Nawrocki’s win scuppered Tusk’s plan to reset his reform agenda with an ally in the presidential palace. In Poland, presidents can veto bills — a power already used by outgoing president Andrzej Duda, a PiS nominee considered to be more moderate than Nawrocki but who has blocked Tusk’s judicial reforms.
The promise of those reforms also underpinned the European Commission’s decision to unlock billions in EU funds frozen during a stand-off with the previous PiS-led government over rule of law concerns.
Tusk warned on Wednesday that Nawrocki was likely to oppose his legislative agenda, but suggested that he was willing to work with the president. “I will not seek conflict at any cost,” Tusk added. “No one is as keen as I am to end the legal chaos.”
Tusk is also banking on political self-preservation to keep his allies in check. Under Polish electoral law, parties must win at least 5 per cent of the vote to enter parliament — a threshold that recent polls suggest some coalition members could struggle to meet.
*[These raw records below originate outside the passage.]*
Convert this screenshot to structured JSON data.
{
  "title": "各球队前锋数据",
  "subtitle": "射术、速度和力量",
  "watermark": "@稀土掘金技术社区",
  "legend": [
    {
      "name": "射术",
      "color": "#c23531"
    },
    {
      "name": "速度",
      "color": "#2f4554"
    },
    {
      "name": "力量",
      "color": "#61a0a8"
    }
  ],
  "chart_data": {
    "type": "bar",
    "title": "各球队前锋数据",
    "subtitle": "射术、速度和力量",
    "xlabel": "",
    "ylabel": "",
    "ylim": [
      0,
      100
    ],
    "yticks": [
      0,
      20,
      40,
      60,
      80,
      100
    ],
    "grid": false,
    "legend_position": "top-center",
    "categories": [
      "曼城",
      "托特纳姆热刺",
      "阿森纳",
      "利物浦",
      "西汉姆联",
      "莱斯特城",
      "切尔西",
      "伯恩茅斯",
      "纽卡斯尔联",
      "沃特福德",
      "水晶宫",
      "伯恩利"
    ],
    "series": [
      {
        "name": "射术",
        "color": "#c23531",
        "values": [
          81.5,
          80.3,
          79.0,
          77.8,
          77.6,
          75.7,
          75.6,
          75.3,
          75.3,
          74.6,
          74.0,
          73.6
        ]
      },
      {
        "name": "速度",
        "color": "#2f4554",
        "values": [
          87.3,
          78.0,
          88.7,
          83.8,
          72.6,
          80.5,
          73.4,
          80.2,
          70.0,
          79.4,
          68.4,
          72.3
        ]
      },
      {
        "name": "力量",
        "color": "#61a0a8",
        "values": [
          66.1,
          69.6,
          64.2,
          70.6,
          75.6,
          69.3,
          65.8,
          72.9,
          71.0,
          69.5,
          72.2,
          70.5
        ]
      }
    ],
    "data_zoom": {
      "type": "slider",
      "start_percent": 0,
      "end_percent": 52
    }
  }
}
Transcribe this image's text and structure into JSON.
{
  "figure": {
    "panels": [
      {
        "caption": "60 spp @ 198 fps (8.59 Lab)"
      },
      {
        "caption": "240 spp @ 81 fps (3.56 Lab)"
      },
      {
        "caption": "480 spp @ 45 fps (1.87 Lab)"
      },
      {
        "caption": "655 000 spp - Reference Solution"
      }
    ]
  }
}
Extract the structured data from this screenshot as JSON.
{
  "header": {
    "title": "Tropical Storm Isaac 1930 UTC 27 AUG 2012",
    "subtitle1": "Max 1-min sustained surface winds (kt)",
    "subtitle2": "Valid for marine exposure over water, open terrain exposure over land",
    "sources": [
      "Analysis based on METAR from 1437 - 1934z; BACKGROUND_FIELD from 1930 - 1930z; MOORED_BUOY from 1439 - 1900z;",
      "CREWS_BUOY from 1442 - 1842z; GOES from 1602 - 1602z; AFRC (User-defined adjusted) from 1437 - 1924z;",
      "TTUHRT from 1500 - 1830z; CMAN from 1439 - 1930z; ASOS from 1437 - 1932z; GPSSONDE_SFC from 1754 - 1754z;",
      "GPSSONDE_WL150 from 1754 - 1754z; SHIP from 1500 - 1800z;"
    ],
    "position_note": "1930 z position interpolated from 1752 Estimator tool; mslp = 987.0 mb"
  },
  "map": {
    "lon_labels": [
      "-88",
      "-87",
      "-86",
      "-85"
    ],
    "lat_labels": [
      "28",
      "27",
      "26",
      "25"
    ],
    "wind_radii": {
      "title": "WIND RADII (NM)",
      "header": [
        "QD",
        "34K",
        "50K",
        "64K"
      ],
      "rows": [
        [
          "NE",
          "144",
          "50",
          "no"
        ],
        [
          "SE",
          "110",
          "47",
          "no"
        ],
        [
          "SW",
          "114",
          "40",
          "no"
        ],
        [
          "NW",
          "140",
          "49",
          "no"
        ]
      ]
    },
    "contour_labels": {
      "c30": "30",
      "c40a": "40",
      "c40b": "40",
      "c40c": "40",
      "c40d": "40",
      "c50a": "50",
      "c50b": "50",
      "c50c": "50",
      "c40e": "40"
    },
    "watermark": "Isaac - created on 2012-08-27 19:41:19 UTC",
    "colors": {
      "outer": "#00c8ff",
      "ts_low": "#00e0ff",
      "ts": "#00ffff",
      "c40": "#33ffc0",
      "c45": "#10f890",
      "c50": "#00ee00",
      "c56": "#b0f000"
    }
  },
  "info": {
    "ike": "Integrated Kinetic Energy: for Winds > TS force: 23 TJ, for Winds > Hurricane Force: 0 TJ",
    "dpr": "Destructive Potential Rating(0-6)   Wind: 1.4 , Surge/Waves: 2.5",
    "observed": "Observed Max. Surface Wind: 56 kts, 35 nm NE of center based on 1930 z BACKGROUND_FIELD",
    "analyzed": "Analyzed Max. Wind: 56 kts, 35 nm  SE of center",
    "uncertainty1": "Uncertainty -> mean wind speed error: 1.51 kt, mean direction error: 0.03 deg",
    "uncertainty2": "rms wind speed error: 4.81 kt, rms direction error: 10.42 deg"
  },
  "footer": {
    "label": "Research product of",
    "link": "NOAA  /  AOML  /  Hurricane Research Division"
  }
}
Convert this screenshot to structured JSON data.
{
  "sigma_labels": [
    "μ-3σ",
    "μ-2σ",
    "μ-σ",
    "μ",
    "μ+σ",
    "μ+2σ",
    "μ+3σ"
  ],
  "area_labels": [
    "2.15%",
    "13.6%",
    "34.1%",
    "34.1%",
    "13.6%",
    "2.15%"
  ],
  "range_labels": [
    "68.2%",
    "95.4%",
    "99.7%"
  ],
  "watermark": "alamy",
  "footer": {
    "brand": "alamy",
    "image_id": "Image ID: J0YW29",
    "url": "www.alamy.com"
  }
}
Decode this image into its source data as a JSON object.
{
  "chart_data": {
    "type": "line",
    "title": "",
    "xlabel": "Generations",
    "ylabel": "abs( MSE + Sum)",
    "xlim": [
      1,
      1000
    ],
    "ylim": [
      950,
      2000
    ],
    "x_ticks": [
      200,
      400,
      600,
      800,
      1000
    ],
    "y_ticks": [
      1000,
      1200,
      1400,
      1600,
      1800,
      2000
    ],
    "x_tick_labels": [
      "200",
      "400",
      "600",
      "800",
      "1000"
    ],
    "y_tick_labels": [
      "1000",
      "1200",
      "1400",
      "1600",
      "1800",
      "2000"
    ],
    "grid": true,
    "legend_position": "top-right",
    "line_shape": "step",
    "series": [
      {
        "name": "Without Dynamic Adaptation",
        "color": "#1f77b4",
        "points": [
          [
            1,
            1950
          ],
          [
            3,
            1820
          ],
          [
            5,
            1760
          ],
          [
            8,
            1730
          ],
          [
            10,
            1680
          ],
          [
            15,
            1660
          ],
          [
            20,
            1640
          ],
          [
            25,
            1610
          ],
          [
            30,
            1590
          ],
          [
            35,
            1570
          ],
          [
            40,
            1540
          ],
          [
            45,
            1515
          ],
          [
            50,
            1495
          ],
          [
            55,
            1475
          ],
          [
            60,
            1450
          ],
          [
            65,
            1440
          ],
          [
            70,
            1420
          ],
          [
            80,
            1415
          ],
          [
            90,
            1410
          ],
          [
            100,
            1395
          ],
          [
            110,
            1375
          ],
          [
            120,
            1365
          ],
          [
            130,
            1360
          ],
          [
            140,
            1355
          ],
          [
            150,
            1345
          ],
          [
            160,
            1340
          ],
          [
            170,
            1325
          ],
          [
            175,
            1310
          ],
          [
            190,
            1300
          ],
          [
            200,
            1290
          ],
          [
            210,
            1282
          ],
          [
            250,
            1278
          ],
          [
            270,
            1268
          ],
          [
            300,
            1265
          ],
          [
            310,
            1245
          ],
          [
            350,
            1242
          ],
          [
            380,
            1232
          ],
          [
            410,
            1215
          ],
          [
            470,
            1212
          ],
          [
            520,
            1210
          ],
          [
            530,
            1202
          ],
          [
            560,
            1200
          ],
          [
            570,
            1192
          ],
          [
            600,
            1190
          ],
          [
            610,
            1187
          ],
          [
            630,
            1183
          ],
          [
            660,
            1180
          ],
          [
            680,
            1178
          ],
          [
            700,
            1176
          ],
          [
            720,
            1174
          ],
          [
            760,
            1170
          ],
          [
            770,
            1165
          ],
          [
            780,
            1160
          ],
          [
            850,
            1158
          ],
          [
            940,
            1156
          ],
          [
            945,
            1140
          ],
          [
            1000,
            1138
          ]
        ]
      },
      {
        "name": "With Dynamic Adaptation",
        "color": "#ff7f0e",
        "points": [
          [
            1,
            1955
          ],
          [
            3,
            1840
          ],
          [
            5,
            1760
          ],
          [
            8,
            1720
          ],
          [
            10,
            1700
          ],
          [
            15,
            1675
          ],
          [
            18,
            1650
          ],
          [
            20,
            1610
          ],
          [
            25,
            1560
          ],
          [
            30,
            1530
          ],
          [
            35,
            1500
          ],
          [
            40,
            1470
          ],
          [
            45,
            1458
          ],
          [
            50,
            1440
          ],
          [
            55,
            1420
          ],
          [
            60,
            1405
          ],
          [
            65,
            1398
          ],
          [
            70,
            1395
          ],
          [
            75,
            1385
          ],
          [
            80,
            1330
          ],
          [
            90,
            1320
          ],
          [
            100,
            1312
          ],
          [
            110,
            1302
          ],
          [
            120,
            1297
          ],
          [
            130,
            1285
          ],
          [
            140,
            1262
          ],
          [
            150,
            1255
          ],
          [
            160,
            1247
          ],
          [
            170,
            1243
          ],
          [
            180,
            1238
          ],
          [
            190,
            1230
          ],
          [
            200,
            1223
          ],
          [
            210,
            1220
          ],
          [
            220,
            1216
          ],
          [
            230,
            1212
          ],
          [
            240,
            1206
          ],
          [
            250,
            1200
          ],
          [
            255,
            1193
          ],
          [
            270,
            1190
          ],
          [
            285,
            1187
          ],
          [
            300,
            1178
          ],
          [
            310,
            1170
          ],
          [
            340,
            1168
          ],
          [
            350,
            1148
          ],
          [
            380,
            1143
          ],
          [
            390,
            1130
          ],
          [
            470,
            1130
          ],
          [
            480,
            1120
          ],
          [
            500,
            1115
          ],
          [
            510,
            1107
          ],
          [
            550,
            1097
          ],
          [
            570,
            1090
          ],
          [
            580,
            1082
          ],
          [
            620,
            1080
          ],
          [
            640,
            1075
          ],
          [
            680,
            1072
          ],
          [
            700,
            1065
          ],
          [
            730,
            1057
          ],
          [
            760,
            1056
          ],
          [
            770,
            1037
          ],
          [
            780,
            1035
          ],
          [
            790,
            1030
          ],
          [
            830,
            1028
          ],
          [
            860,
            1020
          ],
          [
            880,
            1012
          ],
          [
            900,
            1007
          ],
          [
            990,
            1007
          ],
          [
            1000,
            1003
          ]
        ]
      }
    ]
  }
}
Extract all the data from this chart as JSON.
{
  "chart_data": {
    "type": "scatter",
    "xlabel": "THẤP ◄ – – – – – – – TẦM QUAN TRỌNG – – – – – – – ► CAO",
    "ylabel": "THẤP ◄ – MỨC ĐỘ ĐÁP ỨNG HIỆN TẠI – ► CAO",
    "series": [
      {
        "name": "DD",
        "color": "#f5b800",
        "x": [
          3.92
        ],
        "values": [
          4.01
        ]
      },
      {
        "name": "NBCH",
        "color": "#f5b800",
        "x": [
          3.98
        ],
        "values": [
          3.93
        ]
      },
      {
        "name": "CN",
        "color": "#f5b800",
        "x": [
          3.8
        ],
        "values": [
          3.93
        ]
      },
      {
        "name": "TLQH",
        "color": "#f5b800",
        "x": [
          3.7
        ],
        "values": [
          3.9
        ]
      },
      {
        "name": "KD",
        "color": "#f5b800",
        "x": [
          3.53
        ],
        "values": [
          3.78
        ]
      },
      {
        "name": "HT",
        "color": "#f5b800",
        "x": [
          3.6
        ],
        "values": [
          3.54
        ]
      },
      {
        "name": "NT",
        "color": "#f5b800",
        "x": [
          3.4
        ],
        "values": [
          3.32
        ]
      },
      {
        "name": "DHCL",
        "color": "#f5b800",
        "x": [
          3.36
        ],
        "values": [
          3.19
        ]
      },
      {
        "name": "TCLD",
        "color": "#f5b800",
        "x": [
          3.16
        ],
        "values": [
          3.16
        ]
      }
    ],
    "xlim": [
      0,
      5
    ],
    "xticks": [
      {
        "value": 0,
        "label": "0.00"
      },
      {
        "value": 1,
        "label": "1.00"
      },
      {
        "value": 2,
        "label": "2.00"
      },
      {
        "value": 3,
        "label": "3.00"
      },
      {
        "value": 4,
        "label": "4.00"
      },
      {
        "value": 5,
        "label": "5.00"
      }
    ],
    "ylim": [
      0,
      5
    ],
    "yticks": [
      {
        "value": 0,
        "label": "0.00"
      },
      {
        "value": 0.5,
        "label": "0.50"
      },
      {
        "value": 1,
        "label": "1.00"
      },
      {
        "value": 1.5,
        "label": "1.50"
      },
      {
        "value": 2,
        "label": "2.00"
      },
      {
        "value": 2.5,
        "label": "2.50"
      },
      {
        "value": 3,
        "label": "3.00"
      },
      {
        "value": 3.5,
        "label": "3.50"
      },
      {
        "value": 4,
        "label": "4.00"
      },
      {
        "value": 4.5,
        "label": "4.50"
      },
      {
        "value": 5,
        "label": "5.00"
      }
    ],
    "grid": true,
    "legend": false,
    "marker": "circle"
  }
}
Hołownia ran for the presidency but secured just under 5 per cent in the first round of voting.
“Tusk is facing a new fight not only with a difficult president but also with coalition partners who will be very determined to survive,” said Gendźwiłł.
Latest polls suggest that PiS could return to power in snap elections, with the help of the far-right Confederation party — another motivating factor for Tusk’s partners not to desert him.
“Reversing sentiment dynamics will be difficult, if at all possible,” said Marcin Duma, chief executive of pollster Ibris.
Tusk’s government must present the 2026 budget to parliament by the end of September — a deadline likely to intensify debates over fiscal priorities. Left-wing coalition politicians and business leaders have clashed this month over a possible rise in the minimum salary. Credit rating agencies have warned of heightened fiscal risks following Nawrocki’s win.
The domestic fallout also threatens to undermine Tusk’s broader ambitions. Poland holds the rotating EU presidency until the end of the month, a six-month period in which Tusk sought to position Warsaw as a leading advocate in Europe for higher defence spending and continued support to Ukraine in its defence against Russia.
Instead, the election has forced him to shift back to the fractious reality of Polish politics.
Tusk has said that he had contingency plans in place to manage the cohabitation. But Nawrocki has since reaffirmed his opposition to Ukraine joining Nato or the EU — putting him at odds with most EU governments, including his own.